Balancing time

You probably wouldn’t think farm work translates very smoothly into an accounting firm. But Rodney Kinzinger credits his country upbringing for teaching him the discipline necessary for leading Deloitte LLP’s St. Louis office.

The managing partner keeps a yellowing, wrinkled copy of an article called, “Everything I Learned, I Learned Growing Up on a Farm,” in his desk, although most of the lessons it lists are already inherent to his character.

“One of the first principles is: Work comes before play,” says Kinzinger, who stepped into his position in June 2008. “What that gets down to is the self-discipline of getting the really important things done first — prioritizing those things and then having the focus and drive to just get them done.”
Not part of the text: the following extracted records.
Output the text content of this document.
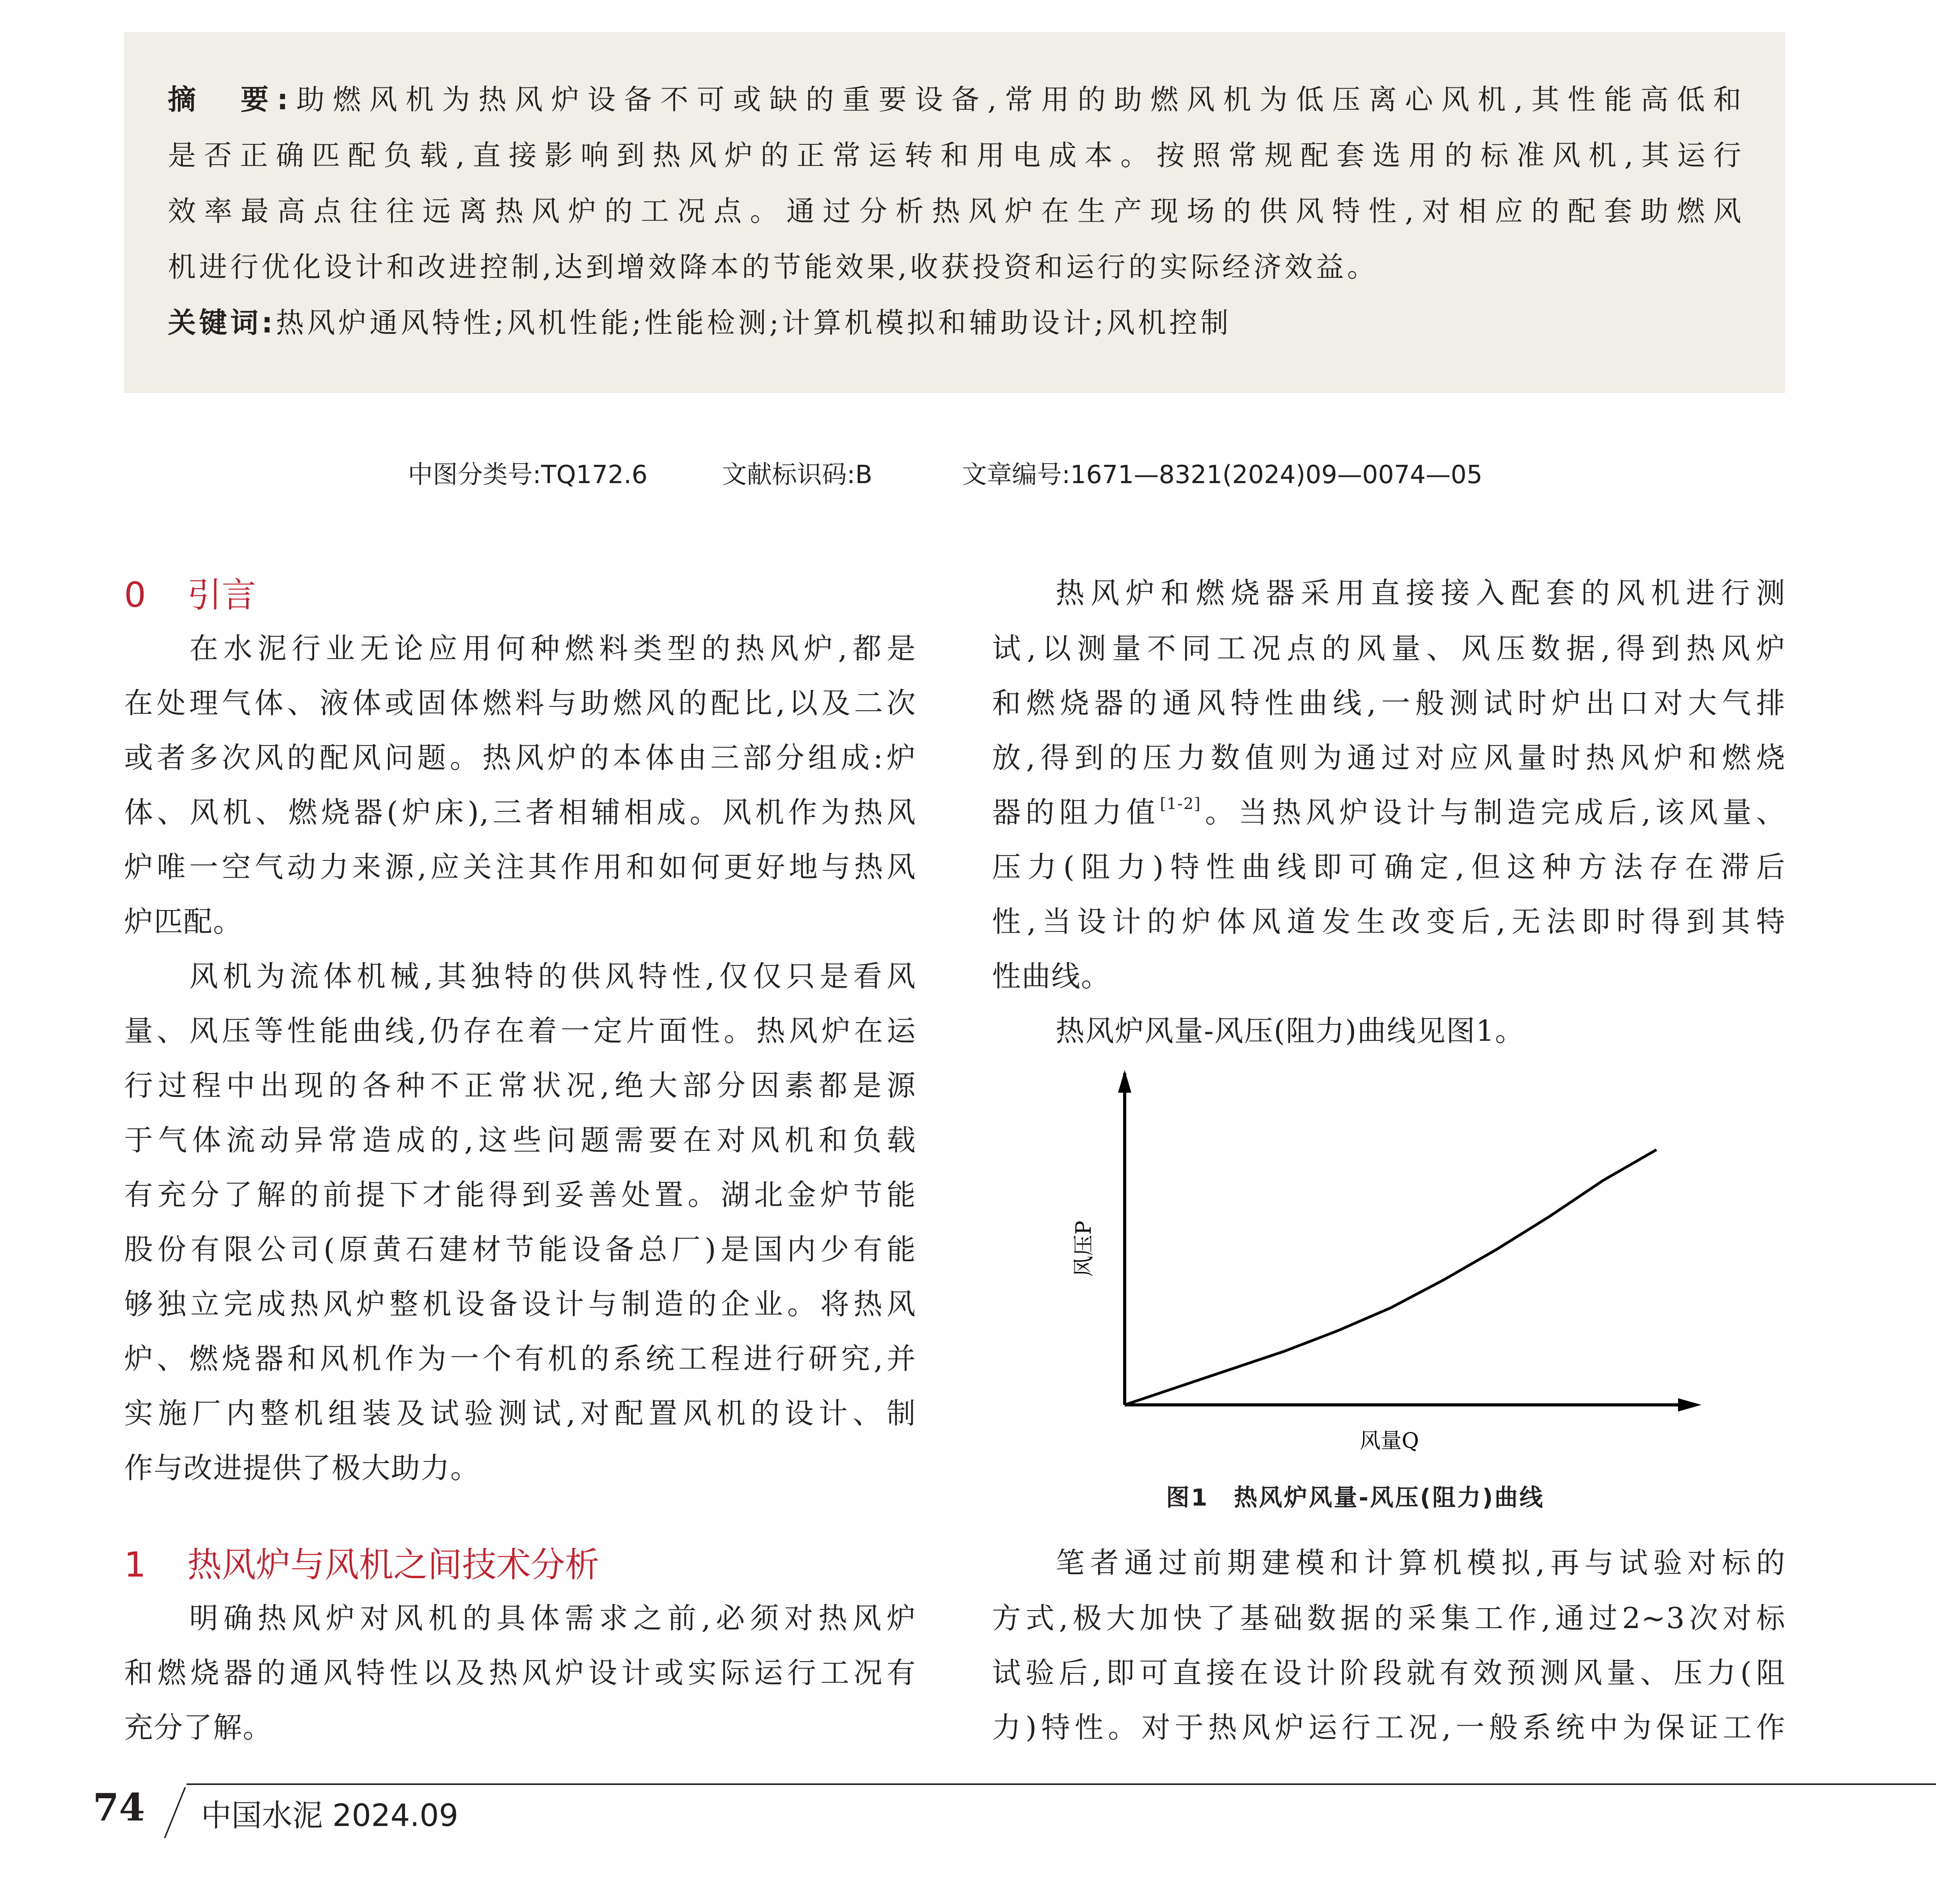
摘　要:助燃风机为热风炉设备不可或缺的重要设备,常用的助燃风机为低压离心风机,其性能高低和
是否正确匹配负载,直接影响到热风炉的正常运转和用电成本。按照常规配套选用的标准风机,其运行
效率最高点往往远离热风炉的工况点。通过分析热风炉在生产现场的供风特性,对相应的配套助燃风
机进行优化设计和改进控制,达到增效降本的节能效果,收获投资和运行的实际经济效益。
关键词:热风炉通风特性;风机性能;性能检测;计算机模拟和辅助设计;风机控制
中图分类号:TQ172.6	文献标识码:B	文章编号:1671—8321(2024)09—0074—05
0 引言
在水泥行业无论应用何种燃料类型的热风炉,都是
在处理气体、液体或固体燃料与助燃风的配比,以及二次
或者多次风的配风问题。热风炉的本体由三部分组成:炉
体、风机、燃烧器(炉床),三者相辅相成。风机作为热风
炉唯一空气动力来源,应关注其作用和如何更好地与热风
炉匹配。
风机为流体机械,其独特的供风特性,仅仅只是看风
量、风压等性能曲线,仍存在着一定片面性。热风炉在运
行过程中出现的各种不正常状况,绝大部分因素都是源
于气体流动异常造成的,这些问题需要在对风机和负载
有充分了解的前提下才能得到妥善处置。湖北金炉节能
股份有限公司(原黄石建材节能设备总厂)是国内少有能
够独立完成热风炉整机设备设计与制造的企业。将热风
炉、燃烧器和风机作为一个有机的系统工程进行研究,并
实施厂内整机组装及试验测试,对配置风机的设计、制
作与改进提供了极大助力。
1 热风炉与风机之间技术分析
明确热风炉对风机的具体需求之前,必须对热风炉
和燃烧器的通风特性以及热风炉设计或实际运行工况有
充分了解。
热风炉和燃烧器采用直接接入配套的风机进行测
试,以测量不同工况点的风量、风压数据,得到热风炉
和燃烧器的通风特性曲线,一般测试时炉出口对大气排
放,得到的压力数值则为通过对应风量时热风炉和燃烧
器的阻力值[1-2]。当热风炉设计与制造完成后,该风量、
压力(阻力)特性曲线即可确定,但这种方法存在滞后
性,当设计的炉体风道发生改变后,无法即时得到其特
性曲线。
热风炉风量-风压(阻力)曲线见图1。
风压P
风量Q
图1　热风炉风量-风压(阻力)曲线
笔者通过前期建模和计算机模拟,再与试验对标的
方式,极大加快了基础数据的采集工作,通过2~3次对标
试验后,即可直接在设计阶段就有效预测风量、压力(阻
力)特性。对于热风炉运行工况,一般系统中为保证工作
74 中国水泥 2024.09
Kinzinger’s methodical approach to organizing his day — including setting aside time for his 215 employees — keeps him on top of the tasks he has to tackle.
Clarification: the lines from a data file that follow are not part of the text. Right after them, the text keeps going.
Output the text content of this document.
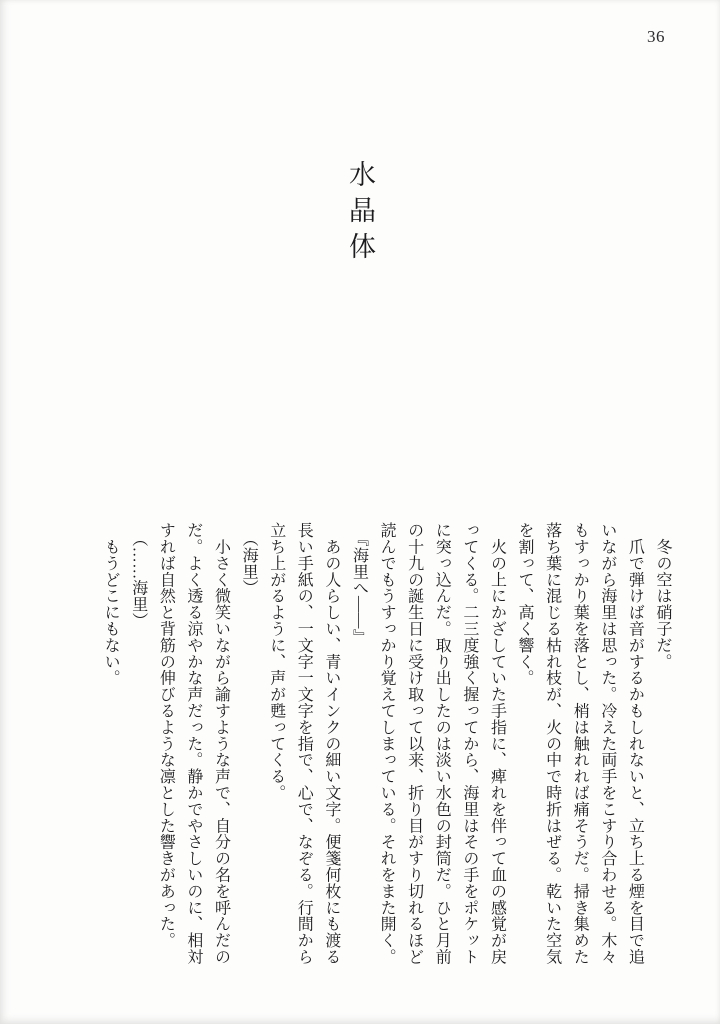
36
水晶体
　冬の空は硝子だ。
　爪で弾けば音がするかもしれないと、立ち上る煙を目で追
いながら海里は思った。冷えた両手をこすり合わせる。木々
もすっかり葉を落とし、梢は触れれば痛そうだ。掃き集めた
落ち葉に混じる枯れ枝が、火の中で時折はぜる。乾いた空気
を割って、高く響く。
　火の上にかざしていた手指に、痺れを伴って血の感覚が戻
ってくる。二三度強く握ってから、海里はその手をポケット
に突っ込んだ。取り出したのは淡い水色の封筒だ。ひと月前
の十九の誕生日に受け取って以来、折り目がすり切れるほど
読んでもうすっかり覚えてしまっている。それをまた開く。
　『海里へ――』
　あの人らしい、青いインクの細い文字。便箋何枚にも渡る
長い手紙の、一文字一文字を指で、心で、なぞる。行間から
立ち上がるように、声が甦ってくる。
　（海里）
　小さく微笑いながら諭すような声で、自分の名を呼んだの
だ。よく透る涼やかな声だった。静かでやさしいのに、相対
すれば自然と背筋の伸びるような凛とした響きがあった。
　（……海里）
　もうどこにもない。
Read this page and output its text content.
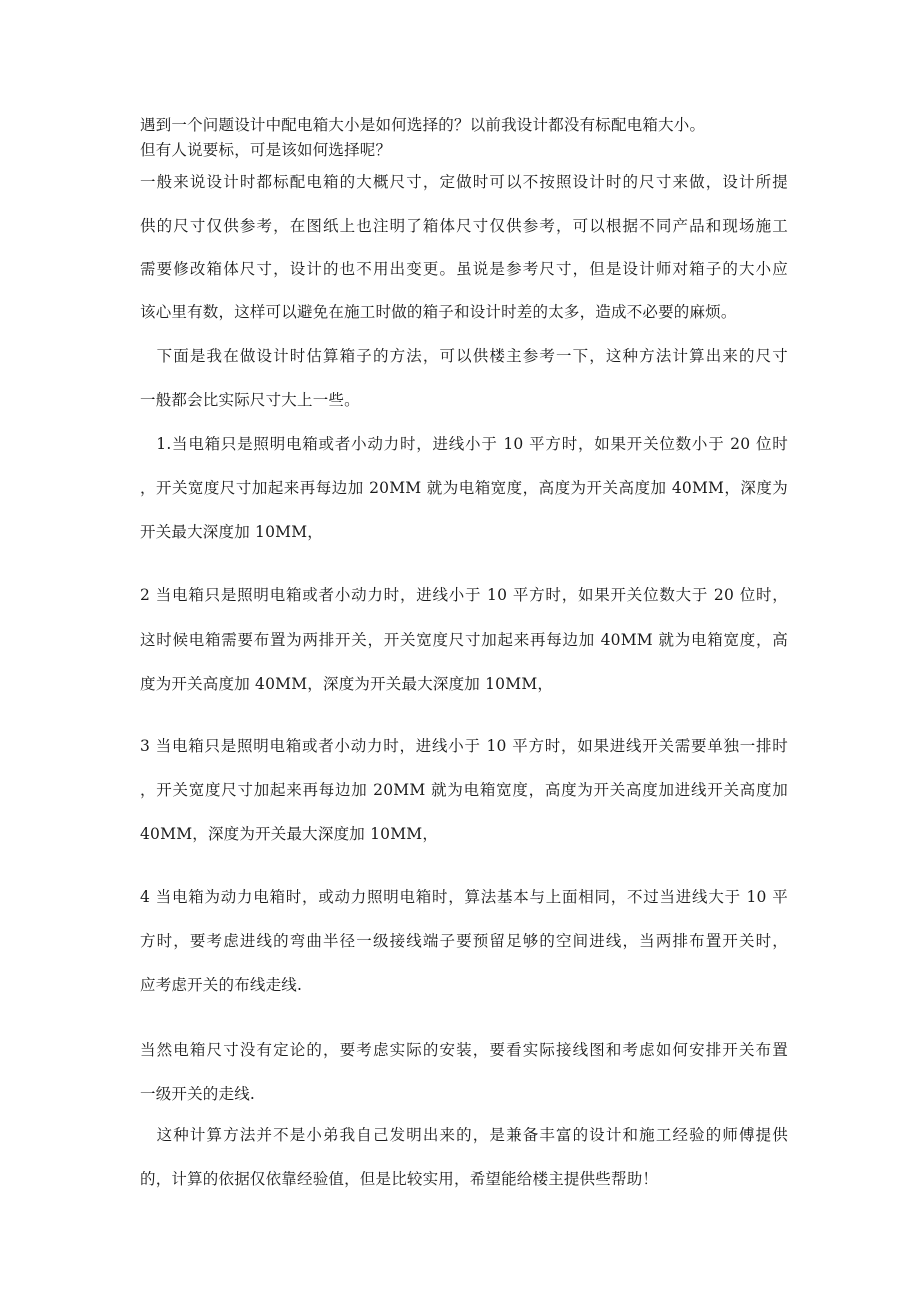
遇到一个问题设计中配电箱大小是如何选择的？以前我设计都没有标配电箱大小。
但有人说要标，可是该如何选择呢？
一般来说设计时都标配电箱的大概尺寸，定做时可以不按照设计时的尺寸来做，设计所提
供的尺寸仅供参考，在图纸上也注明了箱体尺寸仅供参考，可以根据不同产品和现场施工
需要修改箱体尺寸，设计的也不用出变更。虽说是参考尺寸，但是设计师对箱子的大小应
该心里有数，这样可以避免在施工时做的箱子和设计时差的太多，造成不必要的麻烦。
　下面是我在做设计时估算箱子的方法，可以供楼主参考一下，这种方法计算出来的尺寸
一般都会比实际尺寸大上一些。
　1.当电箱只是照明电箱或者小动力时，进线小于 10 平方时，如果开关位数小于 20 位时
，开关宽度尺寸加起来再每边加 20MM 就为电箱宽度，高度为开关高度加 40MM，深度为
开关最大深度加 10MM，
2 当电箱只是照明电箱或者小动力时，进线小于 10 平方时，如果开关位数大于 20 位时，
这时候电箱需要布置为两排开关，开关宽度尺寸加起来再每边加 40MM 就为电箱宽度，高
度为开关高度加 40MM，深度为开关最大深度加 10MM，
3 当电箱只是照明电箱或者小动力时，进线小于 10 平方时，如果进线开关需要单独一排时
，开关宽度尺寸加起来再每边加 20MM 就为电箱宽度，高度为开关高度加进线开关高度加
40MM，深度为开关最大深度加 10MM，
4 当电箱为动力电箱时，或动力照明电箱时，算法基本与上面相同，不过当进线大于 10 平
方时，要考虑进线的弯曲半径一级接线端子要预留足够的空间进线，当两排布置开关时，
应考虑开关的布线走线.
当然电箱尺寸没有定论的，要考虑实际的安装，要看实际接线图和考虑如何安排开关布置
一级开关的走线.
　这种计算方法并不是小弟我自己发明出来的，是兼备丰富的设计和施工经验的师傅提供
的，计算的依据仅依靠经验值，但是比较实用，希望能给楼主提供些帮助！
Smart Business spoke with Kinzinger about how to prioritize with discipline.

Keep track of tasks. I put everything in my Outlook as a task. So if I’m on a phone call, I may scribble it on a piece of paper, but I have a pretty good discipline then on making sure that piece of paper gets into Outlook. Otherwise, you forget about doing it. Every morning, I look at that long laundry list of things, and I go through a mental process of: All right, which are the ones that are going to make a difference? For me, the ones that make a difference are those that are touching either our current clients or our prospective clients. Those are the ones that I address first. From there, it’s internal things related to people or other [issues] that we would have with running the business. So that’s the mental process I go through: clients, people and then administration.